Waste Management at Pharmacies and Dispensaries


Pharmacies dispense medicines, and do not engage in patient treatment, other than give vaccinations. The scope of medical waste tends to be lower in a pharmacy than in a clinic.

Sharps

Sharps include needles employed mainly to inject vaccines into patients. Although many drugs are given by injection, the administration is usually carried out by the patient at home or by a healthcare professional either at home or in an office/clinic. Pharmacies may also sell needles, lancets, and other sharps either alone or as part of a drug system. Additional sharps include broken glass.

Sharps waste management is well defined, and there are many companies that sell sharps containers. Keep containers around your pharmacy, and make sure your employees use them routinely.

Pharmaceutical waste

Medical waste managers consider pharmaceutical waste one of the main categories of waste produced at a hospital. For a drug store, it is the most important category and the one that generates the most attention and costs the most to manage.

Some pharmaceutical waste is hazardous waste under the federal government’s Resource Conservation and Recovery Act.

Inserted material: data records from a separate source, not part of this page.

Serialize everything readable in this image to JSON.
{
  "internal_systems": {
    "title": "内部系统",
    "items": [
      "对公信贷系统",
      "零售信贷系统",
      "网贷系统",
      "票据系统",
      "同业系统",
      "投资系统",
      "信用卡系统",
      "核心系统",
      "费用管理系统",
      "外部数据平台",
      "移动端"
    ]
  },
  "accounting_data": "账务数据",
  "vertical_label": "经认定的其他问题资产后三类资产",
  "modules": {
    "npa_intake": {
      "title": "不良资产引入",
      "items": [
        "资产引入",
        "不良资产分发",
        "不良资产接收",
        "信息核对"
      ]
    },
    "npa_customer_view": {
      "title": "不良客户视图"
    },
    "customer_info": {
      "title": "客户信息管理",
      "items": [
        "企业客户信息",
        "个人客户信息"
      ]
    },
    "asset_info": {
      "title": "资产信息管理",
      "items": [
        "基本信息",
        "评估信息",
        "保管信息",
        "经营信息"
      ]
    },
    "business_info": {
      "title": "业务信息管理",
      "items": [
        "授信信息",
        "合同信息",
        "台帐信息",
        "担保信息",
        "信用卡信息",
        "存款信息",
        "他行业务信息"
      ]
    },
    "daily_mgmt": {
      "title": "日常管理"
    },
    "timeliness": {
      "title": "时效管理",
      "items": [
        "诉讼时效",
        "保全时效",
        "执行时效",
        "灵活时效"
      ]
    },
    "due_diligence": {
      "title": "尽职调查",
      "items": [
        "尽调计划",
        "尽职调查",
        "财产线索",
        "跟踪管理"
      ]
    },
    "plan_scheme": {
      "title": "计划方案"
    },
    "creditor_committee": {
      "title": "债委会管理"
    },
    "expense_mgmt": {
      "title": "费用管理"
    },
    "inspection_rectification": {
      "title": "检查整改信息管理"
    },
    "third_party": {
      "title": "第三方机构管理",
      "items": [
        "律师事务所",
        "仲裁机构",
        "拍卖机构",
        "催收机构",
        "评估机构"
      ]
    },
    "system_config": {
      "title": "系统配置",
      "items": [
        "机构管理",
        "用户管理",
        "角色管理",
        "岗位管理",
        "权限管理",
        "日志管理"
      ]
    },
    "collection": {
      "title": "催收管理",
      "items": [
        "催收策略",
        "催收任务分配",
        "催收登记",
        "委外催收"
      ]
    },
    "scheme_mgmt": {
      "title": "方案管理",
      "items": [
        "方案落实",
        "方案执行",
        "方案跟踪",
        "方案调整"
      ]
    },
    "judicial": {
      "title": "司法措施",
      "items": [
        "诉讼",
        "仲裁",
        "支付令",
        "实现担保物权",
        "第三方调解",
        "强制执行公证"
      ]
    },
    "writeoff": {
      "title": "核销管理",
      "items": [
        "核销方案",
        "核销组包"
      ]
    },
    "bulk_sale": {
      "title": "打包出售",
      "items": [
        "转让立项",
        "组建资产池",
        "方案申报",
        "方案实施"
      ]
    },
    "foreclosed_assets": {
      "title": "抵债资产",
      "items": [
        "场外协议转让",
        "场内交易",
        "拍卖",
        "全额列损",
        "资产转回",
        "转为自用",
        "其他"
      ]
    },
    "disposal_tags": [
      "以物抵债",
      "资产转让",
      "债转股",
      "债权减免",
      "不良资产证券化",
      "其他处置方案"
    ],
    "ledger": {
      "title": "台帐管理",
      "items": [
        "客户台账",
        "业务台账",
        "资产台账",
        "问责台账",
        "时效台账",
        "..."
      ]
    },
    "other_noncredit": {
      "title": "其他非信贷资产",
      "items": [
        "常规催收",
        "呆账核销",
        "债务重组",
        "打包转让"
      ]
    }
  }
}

Other waste generated at the pharmacy may not include any medicine traces, but is nevertheless RCRA hazardous waste. This includes some solvents, mercury, and anything that is corrosive or contains heavy metals (including batteries.)

General waste

Other waste at the pharmacy includes routine waste similar to that generated at any business. This includes paper and packaging that has not come into contact with drugs. Waste professionals call this municipal solid waste; laymen may use the terms "trash" or "garbage". The important thing in management of this waste is segregation and containment. As long as it does not contact bodily fluids or drugs, it is not regulated and can be disposed of inexpensively.

What about aspirin?

Aspirin is a drug. The medicines sold over-the-counter are drugs and should be disposed of as such. But can’t someone at home toss these medicines into the trash basket to be taken away as municipal solid waste? Yes, but regulators will look at the source of the waste in addition to its chemical and physical characteristics. If a relatively benign drug like aspirin is disposed of by a pharmacy, it must be classified as pharmaceutical waste. Be sure to be meticulous about this.

Non-hazardous / non-regulated pharmaceuticals is not required by the EPA to be disposed of as hazardous waste. That might change in the future. Even if it does not change, we recommend putting all waste drugs into a container which will be disposed of as RCRA waste.

Collection and Segregation

A simple three bin segregation system (sharps, pharm waste and general waste) is a first step that is easy to implement and that reduces the most important risks. Evaluate the situation at your facility to see if a more complex collection system is called for.

Treatment and Disposal

Unless a waste is particularly hazardous, you almost definitely do not want to treat waste at a pharmacy. Have a waste management company remove it. Pharmaceutical waste is incinerated, and the waste from your facility will be sent to an incineration operation with waste from many sources. Sharps waste is treated through chemical decontamination followed by mechanical deformation and ultimately landfill disposal.